А раз так, то сейчас я могу уже без смущения, в полный голос разговаривать с директором:
«У вас создалось впечатление — я увлечен потехой. Каюсь, я сам ввел вас в заблуждение, не смел еще раскрыть карты, не знал, достаточно ли сильны мои козыри. Теперь готов ходить в открытую, бить любое ваше сомнение. А вы не из тех, кто хватает за шиворот своих сотрудников — не лезь на неосвоенную целину, топчись в отведенном загоне. Смею рассчитывать — не станете задерживать, а благословите в путь. Но тогда Калмыкова вам придется заменить не мной, а кем-то другим, а мне оказывать посильную помощь. Вам, например, не стоит большого труда узаконить двух моих сотрудников историка и программиста, — пробейте для них две ставки. И, разумеется, вы не допустите, чтоб мы заводили интрижку с чужими оракулами — в нашем институте и своих хватает…»
Однако такой разговор, верно, произойдет не скоро, к нему нужно подготовиться, «поднабрать козырей». Но уже и теперь из подвешенного состояния я опускался на твердую почву, радужные надежды переполняли меня.
Мы вышли на наше время и это событие решили торжественно отпраздновать.

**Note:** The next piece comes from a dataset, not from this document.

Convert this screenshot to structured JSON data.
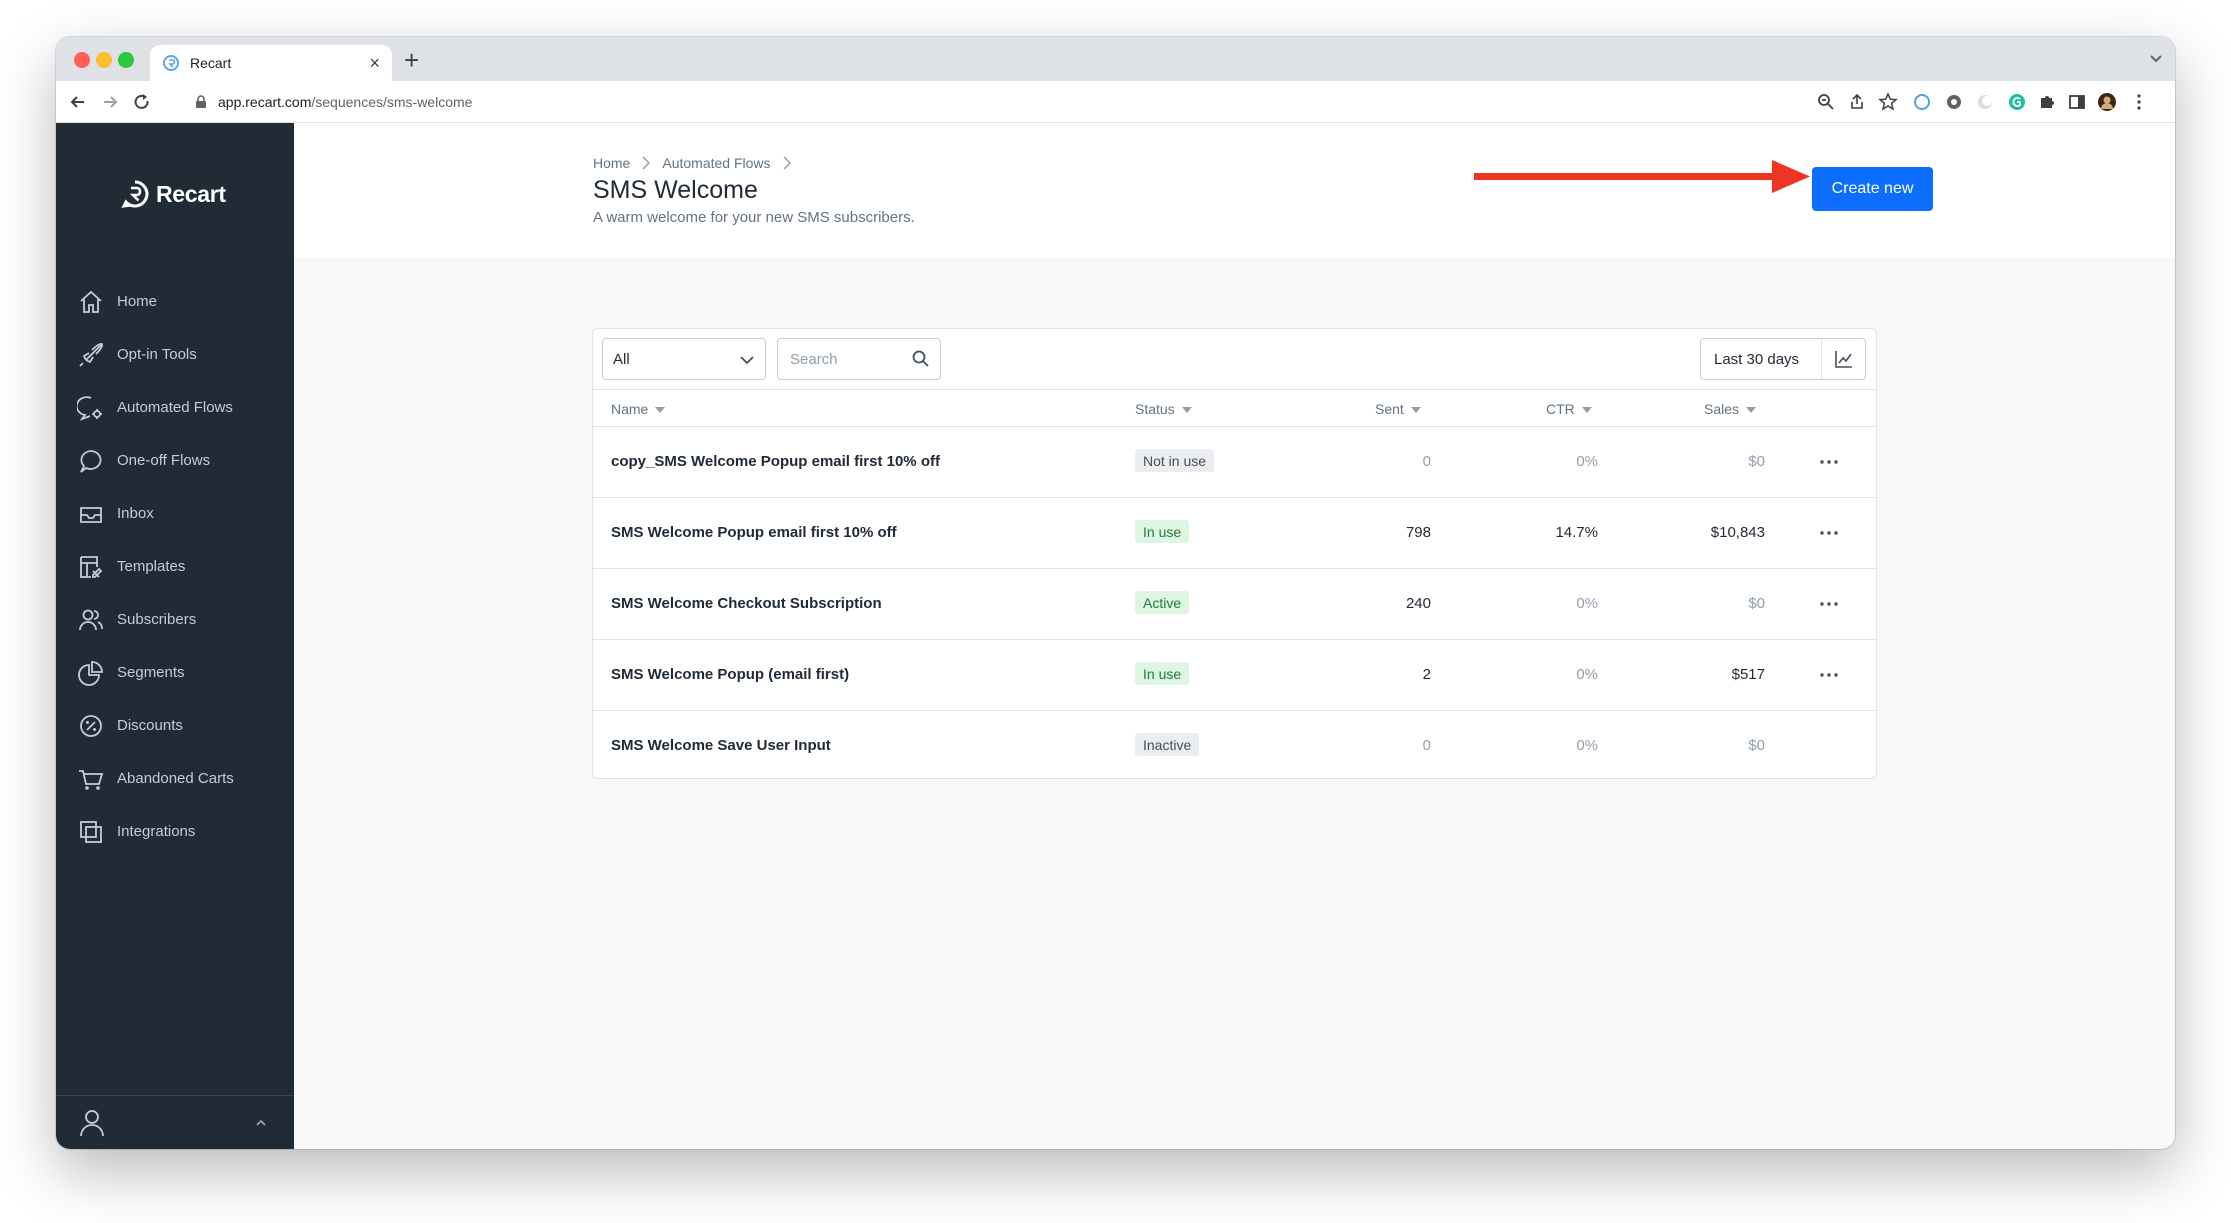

— Время плакать — и время смеяться; время сетовать — и время плясать! — Охота на Христа даром не прошла для Миши Дедушки, он стал знатоком Ветхого завета, цитировал Екклезиаста. — Чур, Георгий Петрович, на праздник я приду с Настей.

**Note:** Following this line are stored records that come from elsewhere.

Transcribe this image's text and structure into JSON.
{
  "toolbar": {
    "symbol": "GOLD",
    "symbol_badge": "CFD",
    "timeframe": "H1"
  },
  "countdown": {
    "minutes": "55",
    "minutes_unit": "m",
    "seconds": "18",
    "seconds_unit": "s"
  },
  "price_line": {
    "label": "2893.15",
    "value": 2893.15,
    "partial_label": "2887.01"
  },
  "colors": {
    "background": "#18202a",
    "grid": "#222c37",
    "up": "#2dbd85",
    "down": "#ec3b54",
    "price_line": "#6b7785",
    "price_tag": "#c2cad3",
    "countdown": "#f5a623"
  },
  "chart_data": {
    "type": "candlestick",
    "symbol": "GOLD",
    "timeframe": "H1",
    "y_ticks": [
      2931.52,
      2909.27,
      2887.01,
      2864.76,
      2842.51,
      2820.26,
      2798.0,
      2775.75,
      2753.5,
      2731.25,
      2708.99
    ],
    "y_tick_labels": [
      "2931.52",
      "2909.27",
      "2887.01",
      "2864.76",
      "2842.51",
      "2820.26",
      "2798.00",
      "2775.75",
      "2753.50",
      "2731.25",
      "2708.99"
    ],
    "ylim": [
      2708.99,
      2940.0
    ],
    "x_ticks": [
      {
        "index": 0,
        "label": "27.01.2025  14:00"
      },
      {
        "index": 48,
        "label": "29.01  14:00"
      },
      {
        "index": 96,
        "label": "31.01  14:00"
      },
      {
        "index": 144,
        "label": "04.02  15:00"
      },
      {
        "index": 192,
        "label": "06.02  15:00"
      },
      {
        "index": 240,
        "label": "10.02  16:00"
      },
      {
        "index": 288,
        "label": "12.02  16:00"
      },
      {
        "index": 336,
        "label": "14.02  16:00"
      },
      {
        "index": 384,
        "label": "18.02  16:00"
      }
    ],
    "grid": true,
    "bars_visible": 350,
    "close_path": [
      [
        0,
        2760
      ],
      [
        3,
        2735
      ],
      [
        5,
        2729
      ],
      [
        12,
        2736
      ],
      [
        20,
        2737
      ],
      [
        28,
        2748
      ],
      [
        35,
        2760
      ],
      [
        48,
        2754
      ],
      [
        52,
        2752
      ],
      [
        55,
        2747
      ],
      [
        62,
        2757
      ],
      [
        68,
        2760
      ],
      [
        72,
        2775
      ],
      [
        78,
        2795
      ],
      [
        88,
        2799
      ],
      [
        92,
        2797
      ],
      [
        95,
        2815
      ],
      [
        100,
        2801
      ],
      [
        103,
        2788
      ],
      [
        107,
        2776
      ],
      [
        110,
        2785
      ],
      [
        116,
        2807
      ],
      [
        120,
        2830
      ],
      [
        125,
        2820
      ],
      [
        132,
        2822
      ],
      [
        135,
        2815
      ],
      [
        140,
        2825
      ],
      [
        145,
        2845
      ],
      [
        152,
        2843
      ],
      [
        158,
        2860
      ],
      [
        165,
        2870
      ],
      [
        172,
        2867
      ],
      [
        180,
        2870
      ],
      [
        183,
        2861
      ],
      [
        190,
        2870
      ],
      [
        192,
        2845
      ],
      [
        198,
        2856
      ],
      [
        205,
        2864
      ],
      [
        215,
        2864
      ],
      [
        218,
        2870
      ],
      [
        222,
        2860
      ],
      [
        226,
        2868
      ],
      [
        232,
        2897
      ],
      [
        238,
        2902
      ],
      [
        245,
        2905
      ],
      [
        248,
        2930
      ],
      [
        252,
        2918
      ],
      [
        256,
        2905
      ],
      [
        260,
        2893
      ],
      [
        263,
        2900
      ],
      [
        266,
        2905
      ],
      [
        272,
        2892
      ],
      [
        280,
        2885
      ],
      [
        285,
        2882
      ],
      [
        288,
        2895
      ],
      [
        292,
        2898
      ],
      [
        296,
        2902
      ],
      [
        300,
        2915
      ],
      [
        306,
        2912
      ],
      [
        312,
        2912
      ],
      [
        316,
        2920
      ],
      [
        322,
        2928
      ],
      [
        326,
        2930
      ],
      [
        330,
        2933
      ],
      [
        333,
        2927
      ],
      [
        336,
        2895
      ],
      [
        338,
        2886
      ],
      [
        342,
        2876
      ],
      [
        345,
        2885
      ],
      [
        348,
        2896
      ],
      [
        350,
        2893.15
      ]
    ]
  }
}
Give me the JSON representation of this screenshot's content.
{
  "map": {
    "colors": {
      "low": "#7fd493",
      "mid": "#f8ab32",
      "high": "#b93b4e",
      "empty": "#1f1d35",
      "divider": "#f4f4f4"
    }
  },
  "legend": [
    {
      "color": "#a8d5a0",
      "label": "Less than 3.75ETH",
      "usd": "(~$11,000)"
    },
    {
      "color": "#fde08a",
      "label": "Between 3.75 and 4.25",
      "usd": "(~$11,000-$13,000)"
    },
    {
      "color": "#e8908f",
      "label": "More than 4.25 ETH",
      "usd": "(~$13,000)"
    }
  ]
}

— А я с балалайкой, — ввернул Толя.
Торжественный обед давал я, и веское слово тут принадлежало не мне, а Кате:
— Никаких ресторанов! Жареных лебедей не обещаю, а сыты и веселы будете.

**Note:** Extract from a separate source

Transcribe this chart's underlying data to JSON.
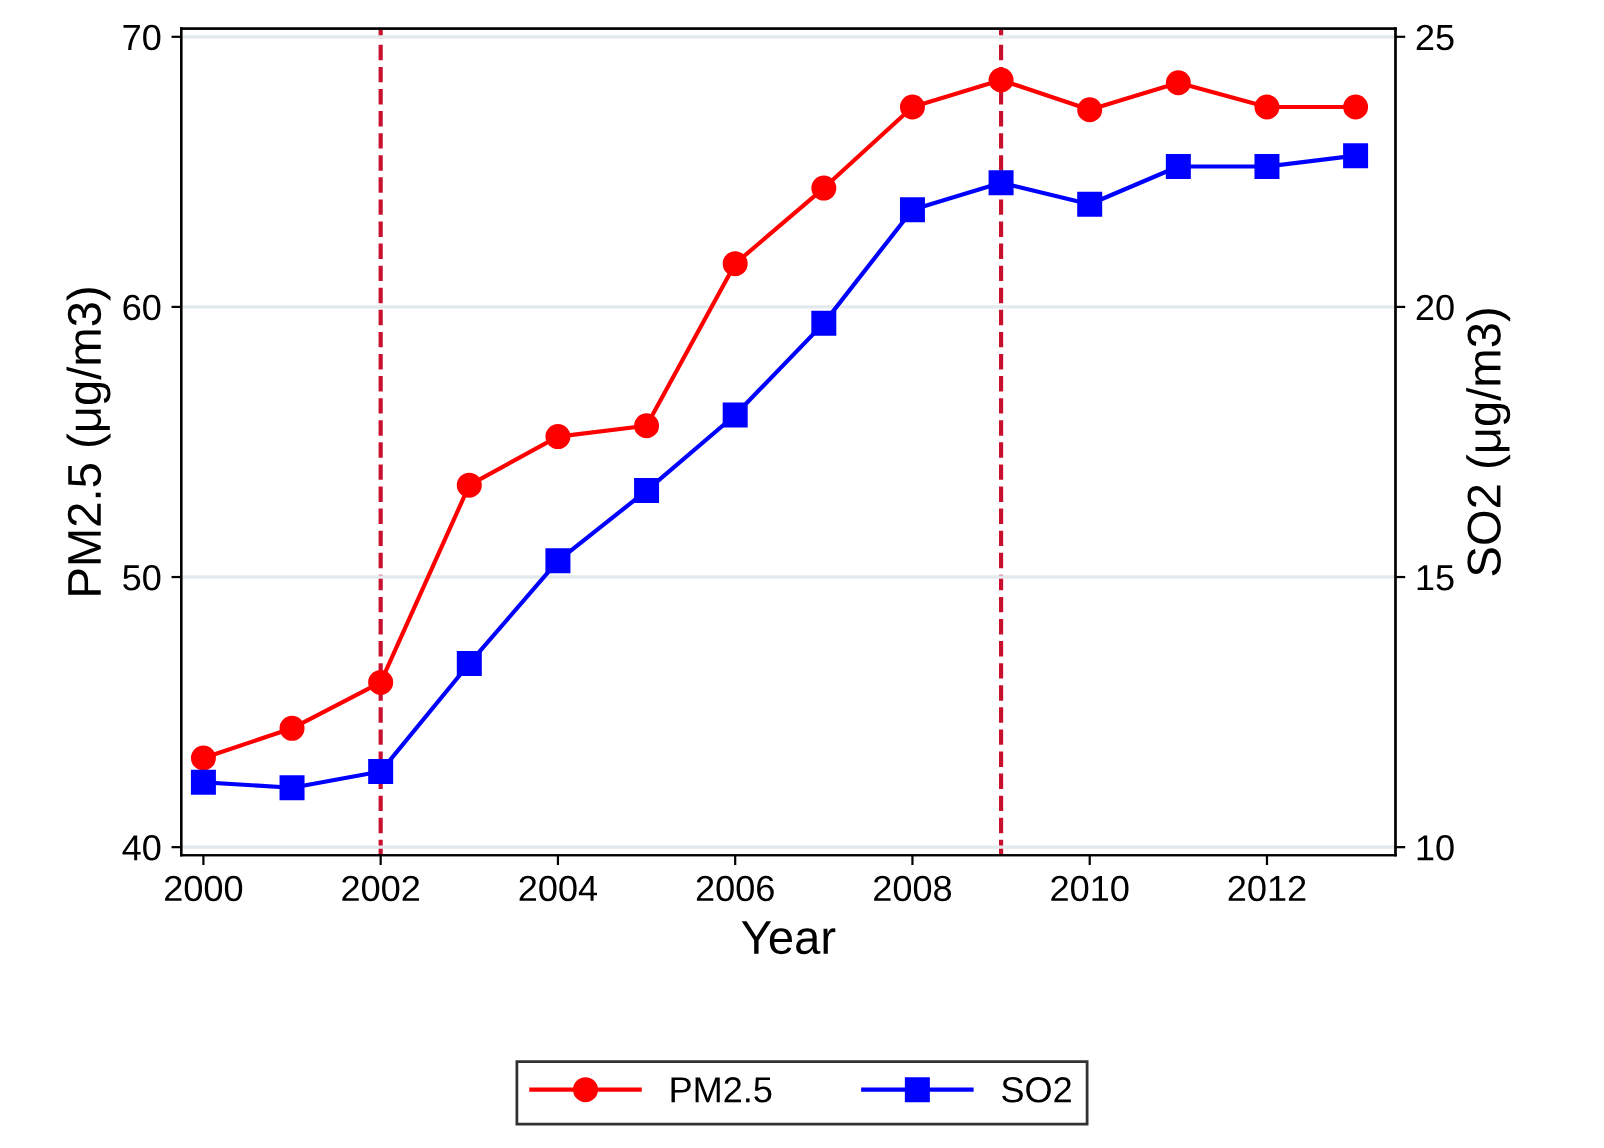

Такой праздник не мог пройти мимо Севы, хотя мы и жили с ним «на разных этажах». Мне даже хотелось столкнуть его с моими флибустьерами — взгляни на отца с лицевой стороны!
Первой явилась Ирина Сушко с гвоздикой, рдеющей в черных волосах, и букетом гвоздик в руках, лучащиеся глаза под бровями умиротворенны, почти благостны, никакой колючести в них. Ирина сейчас, похоже, переживала то внутреннее победное удовлетворение, какое, наверное, должен испытывать приземлившийся парашютист — совершил, что пугало, готов теперь совершить большее.
Ирина пристроила в вазе гвоздики, освободилась от кофточки, ринулась на кухню помогать Кате. Сева, шатавшийся по квартире с миной показательного терпения, встряхнулся, изрек многозначительное: «Эге!» И скрылся в своей комнате.
Через десять минут он возник при параде — накрахмаленная сорочка, широкий галстук с павлиньим глазом, вельветовые брючки в обтяжку.
С коротким звонком в дверь ввалился Толя Зыбков, растрепанный, распаренный, блаженно жмурящийся, тоже с цветами, изрядно помятыми в автобусной давке, и… с балалайкой.
— Наш Дед, он же Копылов Михаил Александрович, задержится, — объявил он с порога. — Невесту на вокзал провожает.
— Как на вокзал?! Он же обещал быть здесь вместе с Настей.
— Настя, Георгий Петрович, было бы вам известно, — шкатулочка с сюрпризами. Когда договаривались, она, видите ли, забыла, что именно в этот вечер ее троюродная тетка в Звенигороде справляет… не помню только что день ангела или серебряную свадьбу… Конечно, очень жаль, что Настя не украсит наше общество, ну а Мишка быстр на ногу, моментально обернется…
Цветочки вот… Извиняюсь, подарочного вида они уже не имеют. Приходилось оберегать от внешней агрессии инструмент, гордость маэстро.
Балалайка — гордость маэстро — была без футляра, дешевенькая, неказисто-облезлая. Толя непочтительно сунул ее в угол возле входных дверей, прямо на мои ботинки.
— Маэстро лучшего места для инструмента не нашел? — заметил я.
— Не балую, Георгий Петрович. Не привередлива.